Toepasselijke wettelijke voorschriften
De beslissing is gegrond op de artikelen 14a, 14b, 14c, 23, 24, 24a, 24c en 63 van het Wetboek van Strafrecht, artikel 1, 2 en 6 van de Wet op de economische delicten en de artikelen 4 en 103 van de Wet personenvervoer 2000, zoals deze luidden ten tijde van het bewezen verklaarde.
Vernietigt het vonnis, waarvan beroep, en doet opnieuw recht.
Verklaart, zoals hiervoor overwogen, wettig en overtuigend bewezen, dat verdachte het ten laste gelegde heeft begaan.
Verklaart niet bewezen hetgeen verdachte meer of anders is ten laste gelegd dan hierboven bewezen is verklaard en spreekt hem daarvan vrij.
Verklaart dat het bewezen verklaarde oplevert:
Overtreding van een voorschrift gesteld bij artikel 4, tweede lid, van de Wet personenvervoer 2000.
Verklaart verdachte strafbaar.
Veroordeelt verdachte tot een geldboete van EUR 3.000,00 (drieduizend euro), bij gebreke van betaling en verhaal te vervangen door 40 (veertig) dagen hechtenis.

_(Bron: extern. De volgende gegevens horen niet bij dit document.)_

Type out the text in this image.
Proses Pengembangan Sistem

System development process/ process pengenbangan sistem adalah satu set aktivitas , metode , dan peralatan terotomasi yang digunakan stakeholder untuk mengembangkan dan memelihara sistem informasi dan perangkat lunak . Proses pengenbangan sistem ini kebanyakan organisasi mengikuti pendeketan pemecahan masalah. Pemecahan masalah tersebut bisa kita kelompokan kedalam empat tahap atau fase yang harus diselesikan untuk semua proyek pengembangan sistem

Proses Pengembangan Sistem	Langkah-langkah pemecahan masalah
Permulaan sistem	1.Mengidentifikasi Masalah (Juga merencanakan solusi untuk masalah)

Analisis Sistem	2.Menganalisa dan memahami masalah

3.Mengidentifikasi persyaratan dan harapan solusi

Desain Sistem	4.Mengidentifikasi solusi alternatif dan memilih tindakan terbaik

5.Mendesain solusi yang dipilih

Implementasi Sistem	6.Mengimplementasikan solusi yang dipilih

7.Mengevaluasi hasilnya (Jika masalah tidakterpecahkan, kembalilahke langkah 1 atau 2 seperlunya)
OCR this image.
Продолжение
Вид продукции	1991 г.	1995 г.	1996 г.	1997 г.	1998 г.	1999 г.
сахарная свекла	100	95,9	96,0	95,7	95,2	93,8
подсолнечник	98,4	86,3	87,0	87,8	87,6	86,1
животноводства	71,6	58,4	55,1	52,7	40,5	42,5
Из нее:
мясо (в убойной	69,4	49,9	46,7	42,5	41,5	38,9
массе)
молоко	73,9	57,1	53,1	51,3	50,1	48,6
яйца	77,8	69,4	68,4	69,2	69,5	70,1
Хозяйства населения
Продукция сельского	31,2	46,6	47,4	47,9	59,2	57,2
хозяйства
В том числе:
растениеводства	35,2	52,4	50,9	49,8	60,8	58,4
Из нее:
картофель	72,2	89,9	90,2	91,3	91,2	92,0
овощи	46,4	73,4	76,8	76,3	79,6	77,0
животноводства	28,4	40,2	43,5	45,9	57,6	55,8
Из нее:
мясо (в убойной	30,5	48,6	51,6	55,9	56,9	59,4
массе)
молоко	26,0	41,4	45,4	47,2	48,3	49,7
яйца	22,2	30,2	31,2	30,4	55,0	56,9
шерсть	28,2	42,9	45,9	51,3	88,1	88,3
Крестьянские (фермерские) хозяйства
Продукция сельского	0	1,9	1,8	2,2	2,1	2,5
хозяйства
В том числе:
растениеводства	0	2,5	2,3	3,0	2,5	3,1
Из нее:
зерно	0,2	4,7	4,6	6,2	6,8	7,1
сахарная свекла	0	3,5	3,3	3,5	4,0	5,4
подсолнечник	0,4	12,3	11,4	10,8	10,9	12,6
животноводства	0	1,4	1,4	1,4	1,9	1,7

Bepaalt, dat een gedeelte van de geldboete, groot EUR 1.500,00 (duizend vijfhonderd euro), bij gebreke van betaling en verhaal te vervangen door 25 (vijfentwintig) dagen hechtenis, niet ten uitvoer zal worden gelegd, tenzij de rechter later anders mocht gelasten, op grond van het feit dat verdachte zich vóór het einde van een proeftijd van 2 (twee) jaren aan een strafbaar feit heeft schuldig gemaakt.
Bepaalt, dat de geldboete mag worden voldaan in 10 (tien) termijnen van 1 maand, elke termijn groot EUR 150,00 (honderdvijftig euro).
Aldus gewezen door
mr. M.J.H.J. de Vries-Leemans, voorzitter,
mr. J. Buhrs-Platschorre en mr. E.F. Stamhuis,
in tegenwoordigheid van mr. R.J. Gras, griffier,
en op 8 april 2011 ter openbare terechtzitting uitgesproken.
Mr. E.F. Stamhuis is buiten staat dit arrest mede te ondertekenen.